The Spark UI is commonly used as a debugging tool for Spark jobs.
If the Spark UI is inaccessible, you can load the event logs in another cluster and use the Event Log Replay notebook to replay the Spark events.
Follow the documentation to configure Cluster log delivery on your cluster.
The location of the cluster logs depends on the Cluster Log Path that you set during cluster configuration.
For example, if the log path is dbfs:/cluster-logs, the log files for a specific cluster will be stored in dbfs:/cluster-logs/<cluster-name> and the individual event logs will be stored in dbfs:/cluster-logs/<cluster-name>/eventlog/<cluster-name-cluster-ip>/<log-id>/.
Confirm cluster logs exist
Review the cluster log path and verify that logs are being written for your chosen cluster. Log files are written every five minutes.
Launch a single node cluster
Launch a single node cluster.
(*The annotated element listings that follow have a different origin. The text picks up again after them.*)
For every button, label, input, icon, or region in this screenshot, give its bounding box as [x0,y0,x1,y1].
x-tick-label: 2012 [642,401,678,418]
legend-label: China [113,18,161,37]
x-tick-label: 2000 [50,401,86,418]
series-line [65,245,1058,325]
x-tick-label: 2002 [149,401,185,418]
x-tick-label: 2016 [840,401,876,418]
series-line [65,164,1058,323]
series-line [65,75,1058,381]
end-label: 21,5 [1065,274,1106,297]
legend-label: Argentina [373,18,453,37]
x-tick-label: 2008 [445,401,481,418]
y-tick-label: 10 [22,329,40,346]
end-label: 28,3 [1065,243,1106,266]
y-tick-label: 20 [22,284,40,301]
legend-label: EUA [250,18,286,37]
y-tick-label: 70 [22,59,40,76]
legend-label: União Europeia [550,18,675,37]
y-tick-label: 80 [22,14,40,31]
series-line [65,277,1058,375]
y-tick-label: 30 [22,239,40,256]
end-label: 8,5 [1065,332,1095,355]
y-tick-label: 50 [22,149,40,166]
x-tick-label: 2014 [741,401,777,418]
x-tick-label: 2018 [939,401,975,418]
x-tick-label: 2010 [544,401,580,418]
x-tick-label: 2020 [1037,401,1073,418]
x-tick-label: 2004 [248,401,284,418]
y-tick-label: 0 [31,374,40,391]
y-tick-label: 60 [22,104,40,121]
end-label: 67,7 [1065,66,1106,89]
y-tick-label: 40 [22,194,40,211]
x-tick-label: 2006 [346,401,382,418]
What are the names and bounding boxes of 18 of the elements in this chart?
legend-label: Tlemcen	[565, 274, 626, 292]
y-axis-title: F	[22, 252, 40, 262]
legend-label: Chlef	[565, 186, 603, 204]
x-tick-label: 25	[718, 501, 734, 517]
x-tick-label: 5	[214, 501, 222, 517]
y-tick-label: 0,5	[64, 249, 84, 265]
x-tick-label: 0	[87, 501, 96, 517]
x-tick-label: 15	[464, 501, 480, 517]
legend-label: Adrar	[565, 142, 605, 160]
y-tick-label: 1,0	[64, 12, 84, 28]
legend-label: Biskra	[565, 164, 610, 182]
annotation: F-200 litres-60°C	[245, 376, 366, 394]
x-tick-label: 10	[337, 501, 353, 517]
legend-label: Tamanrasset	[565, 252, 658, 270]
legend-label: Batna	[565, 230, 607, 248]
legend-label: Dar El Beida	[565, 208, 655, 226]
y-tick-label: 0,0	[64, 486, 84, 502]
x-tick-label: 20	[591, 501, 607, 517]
You will replay the logs on this cluster.
Select the instance type based on the size of the event logs that you want to replay.
Run the Event Log Replay notebook
- Attach the Event Log Replay notebook to the single node cluster.
- Enter the path to your chosen cluster event logs in the event_log_path field in the notebook.
- Run the notebook.
Event Log Replay notebook
Prevent items getting dropped from the UI
If you have a long-running cluster, it is possible for some jobs and/or stages to get dropped from the Spark UI.
This happens due to default UI limits that are intended to prevent the UI from using up too much memory and causing an out-of-memory error on the cluster.
If you are using a single node cluster to replay the event logs, you can increase the default UI limits and devote more memory to the Spark UI. This prevents items from getting dropped.
You can adjust these values during cluster creation by editing the Spark Config.
This example contains the default values for these properties.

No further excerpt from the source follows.